Justin Xu recovered from a wrist injury to finish the season win an 18-1 singles record. (PETE BANNAN-DAILY LOCAL NEWS)

“I believe I have some weird wrist tendonitis going on in my left wrist, where it flares up from time to time after putting my wrist in a vulnerable cocked back position,” said Xu. “I went to physical therapy for a little but the main thing that helped me deal with it was playing less tennis; all my wrist needs is rest to ease the flare up and go back to playing. I also wore a wrist brace throughout the season to ease the impact hitting backhands had on my wrist.”
Xu supplemented his limited on-court time with plenty of running – three miles a day if he played tennis that day, and 5-10 miles on off days.
“I think the biggest part of my game I improved this season was my cardiovascular performance, as I always dealt with cramps on court which hampered the amount and intensity of my play,” said Xu. “Because I couldn’t train on court as much (just after the wrist injury), I would spend my days running and in the gym.”
During his recovery time, Xu also watched the first three “Rocky” movies for inspiration.
“This is going to sound really stupid, but the movie characters Rocky Balboa and Apollo Creed really inspired me to train harder and stick with and defeat my opponent no matter what,” said Xu. “I trained incredibly hard off court for the rest of the season.”
In the Pioneers’ state semifinal match against District 7 champion Gateway, won 3-0 by Conestoga, Xu picked up the lone singles win in straight sets, 6-0, 6-3. Xu said it was his best match of the spring season.
“I was just serving and moving particularly well,” said Xu. “I was hitting through my shots and the wide forehand cross was causing a lot of trouble for my opponent, who particularly struggled to deal with the spin I generated on the cross court forehand duels.”
In the championship final against Lower Merion, Xu fell behind early in his singles match against senior Mark Lancaster but rallied again to win, 6-3, 7-5.
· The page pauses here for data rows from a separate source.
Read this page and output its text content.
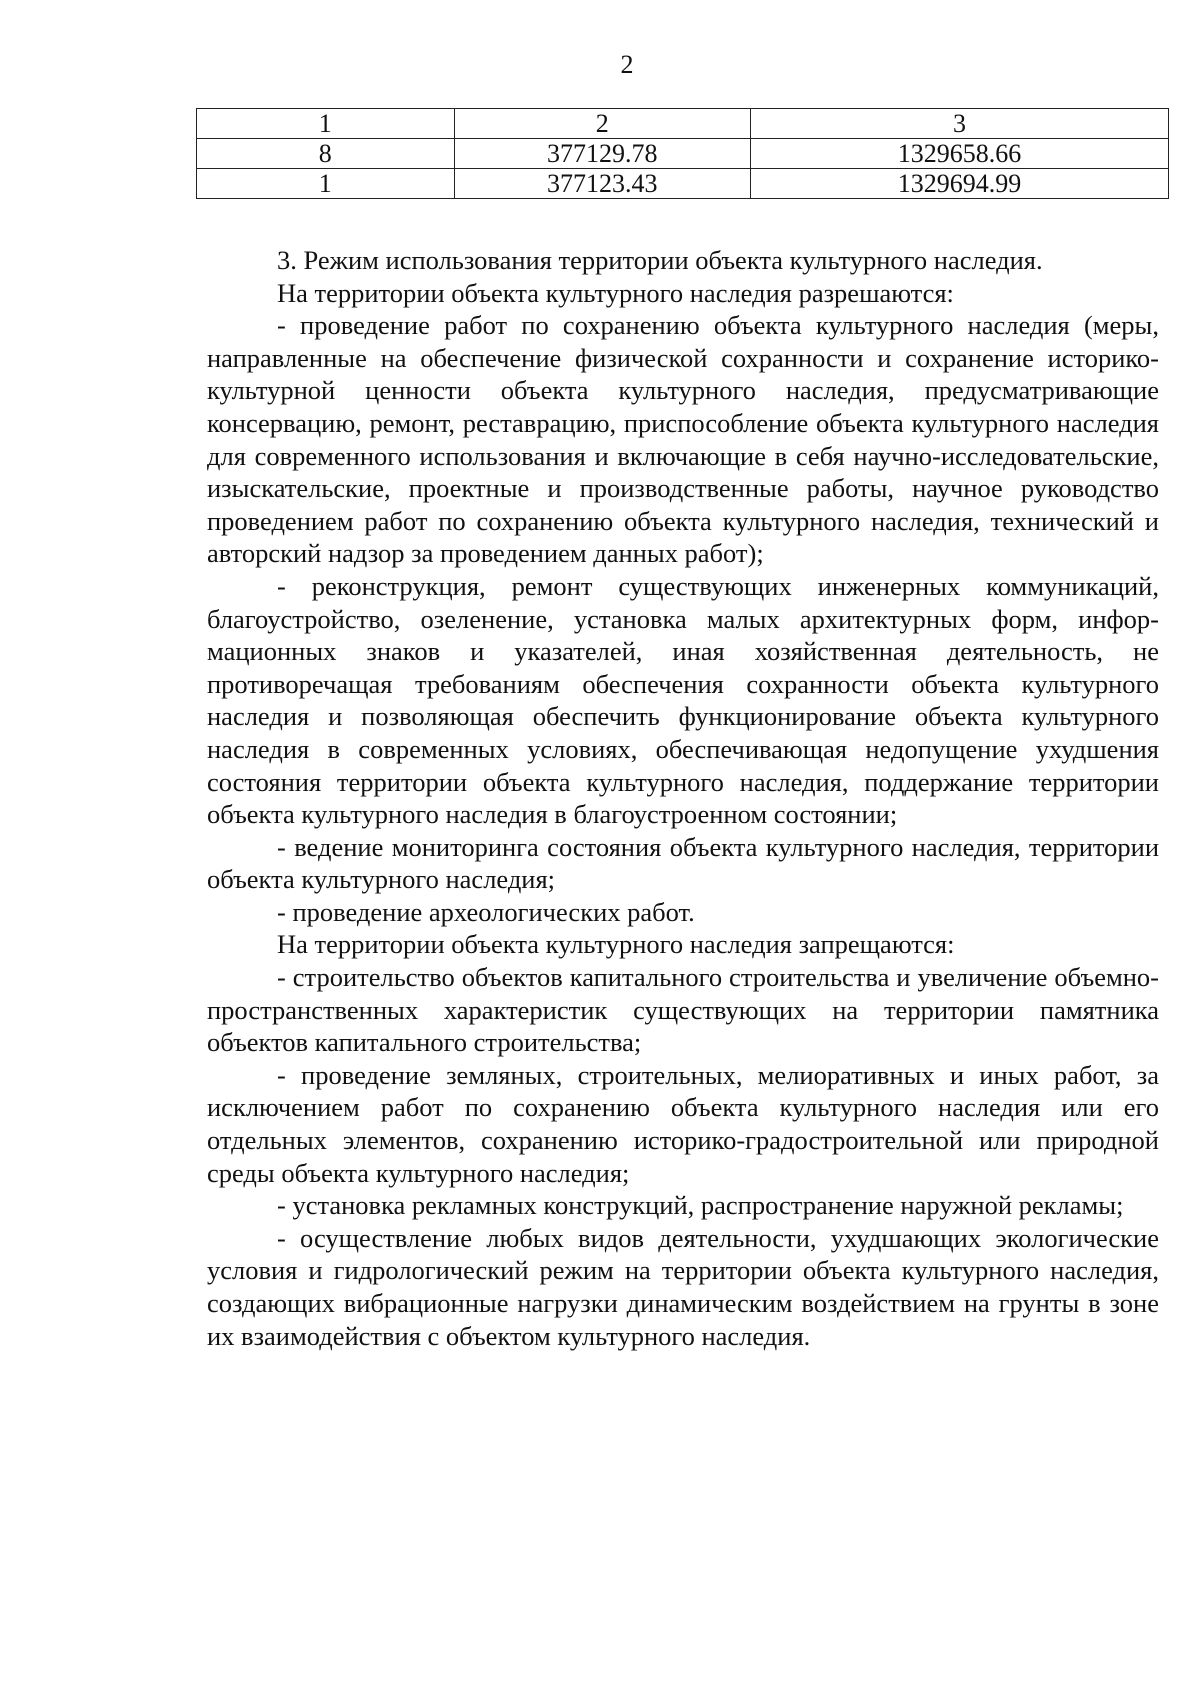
2
1	2	3
8	377129.78	1329658.66
1	377123.43	1329694.99

3. Режим использования территории объекта культурного наследия.

На территории объекта культурного наследия разрешаются:

- проведение работ по сохранению объекта культурного наследия (меры, направленные на обеспечение физической сохранности и сохранение историко-культурной ценности объекта культурного наследия, предусматривающие консервацию, ремонт, реставрацию, приспособление объекта культурного наследия для современного использования и включающие в себя научно-исследовательские, изыскательские, проектные и производственные работы, научное руководство проведением работ по сохранению объекта культурного наследия, технический и авторский надзор за проведением данных работ);

- реконструкция, ремонт существующих инженерных коммуникаций, благоустройство, озеленение, установка малых архитектурных форм, информационных знаков и указателей, иная хозяйственная деятельность, не противоречащая требованиям обеспечения сохранности объекта культурного наследия и позволяющая обеспечить функционирование объекта культурного наследия в современных условиях, обеспечивающая недопущение ухудшения состояния территории объекта культурного наследия, поддержание территории объекта культурного наследия в благоустроенном состоянии;

- ведение мониторинга состояния объекта культурного наследия, территории объекта культурного наследия;

- проведение археологических работ.

На территории объекта культурного наследия запрещаются:

- строительство объектов капитального строительства и увеличение объемно-пространственных характеристик существующих на территории памятника объектов капитального строительства;

- проведение земляных, строительных, мелиоративных и иных работ, за исключением работ по сохранению объекта культурного наследия или его отдельных элементов, сохранению историко-градостроительной или природной среды объекта культурного наследия;

- установка рекламных конструкций, распространение наружной рекламы;

- осуществление любых видов деятельности, ухудшающих экологические условия и гидрологический режим на территории объекта культурного наследия, создающих вибрационные нагрузки динамическим воздействием на грунты в зоне их взаимодействия с объектом культурного наследия.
“I fell behind incredibly quickly in the beginning, struggling to serve anything in,” said Xu. “I usually like to dictate the match with my serve and forehand, like I did in the state semifinal match, but during the state final I was really struggling to hit through the ball and serve; my opponent Mark was doing a great job keeping the ball incredibly deep and heavy while I was running around just trying to get another ball back.
“I came back playing a scrappy counterpunching game — and in some of our rallies I was just a ball away from cramping.”
Xu got started in competitive tennis relatively late, at the age of 11.
“I started playing tennis as a chubby kid trying to lose weight, and started playing tournaments the next year, but I was a very lackluster player in my early years playing,” said Xu.
“Two people who really brought me to a different level in tennis were my dad, who constantly helped me discover weaknesses in my game and practiced with me, and Fazal Syed, a coach at Level 7 Tennis Academy (in Malvern). Fazal did an incredible job teaching me the correct techniques and strategies to bring my game to a level I never thought would’ve been possible in the early years of my tennis career.”
Xu’s favorite tennis players are Carlos Alcaraz and Roger Federer.
“I can’t copy Federer’s game at all, with how stylish he plays, but Carlos and Novak Djokovic are great players to watch and learn from,” said Xu. “I try to model my game to be similar to Djokovic or Alexander Zverev.”
This fall, Xu will attend Georgia Tech, where he will major in Industrial Engineering. Georgia Tech has a top-ranked Industrial Engineering program.